Der Wirtschaftsjournalist Christian Rickens schalt die Akteure der "neuen Bürgerlichkeit" unverblümt als Spießer.[14] Und Jens Bisky, einer der wenigen ostdeutschen Intellektuellen mit Platzgarantie im überregionalen Feuilleton, sah in der reanimierten Sozialfigur des Bürgers gar nur eine traurige Karikatur heraufdämmern: "Wie sieht er denn aus, der neue Bürger? Er pflanzt sich fort, er weiß, einen Smoking zu tragen, verzehrt seinen Schokopudding nicht unter Zuhilfenahme des Fischbestecks, sorgt sich um die Unterschichten und nimmt an allerlei Geselligkeiten teil, von deren kulturprägender Kraft er und die mit ihm Trinkenden überzeugt sind. Das hat etwas Kraftloses."[15]

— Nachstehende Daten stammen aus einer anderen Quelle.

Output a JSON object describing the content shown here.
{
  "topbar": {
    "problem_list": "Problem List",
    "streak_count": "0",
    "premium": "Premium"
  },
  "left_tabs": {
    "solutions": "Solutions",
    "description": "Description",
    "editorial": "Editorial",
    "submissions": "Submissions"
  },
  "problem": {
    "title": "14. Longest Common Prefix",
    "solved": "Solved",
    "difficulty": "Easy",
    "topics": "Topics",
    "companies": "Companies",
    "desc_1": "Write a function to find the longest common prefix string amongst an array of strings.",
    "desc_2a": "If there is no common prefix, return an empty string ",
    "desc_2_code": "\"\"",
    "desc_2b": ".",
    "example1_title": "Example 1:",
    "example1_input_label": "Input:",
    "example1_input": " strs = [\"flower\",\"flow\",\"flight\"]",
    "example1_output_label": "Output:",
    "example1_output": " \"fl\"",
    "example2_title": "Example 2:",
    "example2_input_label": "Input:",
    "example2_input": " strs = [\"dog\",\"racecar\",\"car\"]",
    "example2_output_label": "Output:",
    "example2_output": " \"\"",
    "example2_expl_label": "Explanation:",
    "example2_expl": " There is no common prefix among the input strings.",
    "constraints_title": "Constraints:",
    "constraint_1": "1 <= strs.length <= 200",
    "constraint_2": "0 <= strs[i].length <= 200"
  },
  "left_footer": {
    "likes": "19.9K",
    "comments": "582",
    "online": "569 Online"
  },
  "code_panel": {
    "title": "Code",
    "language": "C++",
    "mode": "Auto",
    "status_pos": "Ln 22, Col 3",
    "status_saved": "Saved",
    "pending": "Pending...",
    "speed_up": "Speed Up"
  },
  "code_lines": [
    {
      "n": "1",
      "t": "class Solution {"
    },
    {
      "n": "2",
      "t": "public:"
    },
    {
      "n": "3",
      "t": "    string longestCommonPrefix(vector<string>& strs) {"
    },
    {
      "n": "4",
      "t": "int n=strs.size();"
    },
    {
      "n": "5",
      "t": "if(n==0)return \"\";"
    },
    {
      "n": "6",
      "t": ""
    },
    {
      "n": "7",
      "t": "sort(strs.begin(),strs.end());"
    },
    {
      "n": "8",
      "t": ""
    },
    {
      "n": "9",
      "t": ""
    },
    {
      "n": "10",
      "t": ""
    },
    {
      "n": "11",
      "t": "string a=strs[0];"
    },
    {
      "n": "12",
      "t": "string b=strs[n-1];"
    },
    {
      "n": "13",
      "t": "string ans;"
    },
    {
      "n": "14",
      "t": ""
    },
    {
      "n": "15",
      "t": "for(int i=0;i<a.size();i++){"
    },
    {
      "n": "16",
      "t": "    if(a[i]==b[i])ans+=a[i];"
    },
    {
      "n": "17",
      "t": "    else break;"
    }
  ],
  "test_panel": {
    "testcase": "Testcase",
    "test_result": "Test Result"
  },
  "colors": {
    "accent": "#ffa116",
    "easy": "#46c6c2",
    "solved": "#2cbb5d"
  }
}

Neubürgerlicher Mummenschanz ist mit solchen Invektiven trefflich zu erledigen. Aber stellt die Sehnsucht nach dem Bürgerlichen mitsamt ihren bisweilen noch täppisch daherkommenden Praxisformen wirklich eine geschwätzige "Omnipotenzphantasie der bundesrepublikanischen Mittelschicht"[16] dar?

Schon die Nachhaltigkeit der Debatte, die sich, trotz vorschneller Verabschiedungen, bis heute fortsetzt und in die verschiedensten institutionellen Felder multipliziert,[17] verweist hingegen auf eine gärende Homologie zwischen diskursiver Deutungsvielfalt und kultureller Heterogenität neubürgerlicher Formen. Zwar fehlt, wie der Soziologe Heinz Bude berechtigt einwendet, in der auseinanderstrebenden Diskussion um den Sinn einer nachholenden Verbürgerlichung die "bindende Klammer und der begreifbare Zusammenhang".[18] Aber es ist nicht zu leugnen, dass sich in der Gegenwartsgesellschaft die Optionschancen einer alten, neuen oder gänzlich andersartig verfassten Bürgerlichkeit gegenüber der zweiten Hälfte des 20. Jahrhundert in erheblichem Maße vergrößert haben.[19]

Fußnoten

11.
Paul Nolte, Generation Reform. Jenseits der blockierten Republik, München 2004.
12.
Vgl. Gustav Seibt, Canaletto im Bahnhofsviertel. Kulturkritik und Gegenwartsbewusstsein, Springe 2005.
13.
Gustav Seibt, War da was?, in: Süddeutsche Zeitung (SZ) vom 28.12. 2005, S. 14.
14.
Vgl. Christian Rickens, Die neuen Spießer. Von der fatalen Sehnsucht nach einer überholten Gesellschaft, Berlin 2006.
15.
Jens Bisky, Zeit für einen Abschied. Die "neue Bürgerlichkeit" ist nur ein Lifestyle unter vielen, in: SZ vom 31.1. 2006, S. 11.
16.
Ebd.
17.
Man denke nur an die Tagungen "Bürgerlichkeit ohne Bürgertum?" (9.6. 2007 auf Schloss Neuhardenberg), "Wie bürgerlich ist die Moderne? Bürgerliche Gesellschaft - Bürgertum - Bürgerlichkeit" (13./14.7. 2007 in der Universität Konstanz); auch der in Dresden stattfindende 47. Deutscher Historikertag (30.9.-3.10. 2008) wird sich diesem Thema widmen.
18.
Heinz Bude, Vom Rand in die Mitte, in: FR vom 4.1. 2006, S. 17.
19.
So Heinz Bude in seinem Vortrag "Einübung in Bürgerlichkeit" auf der Tagung "Bürgerlichkeit ohne Bürgertum" am 9.6. 2007 auf Schloss Neuhardenberg.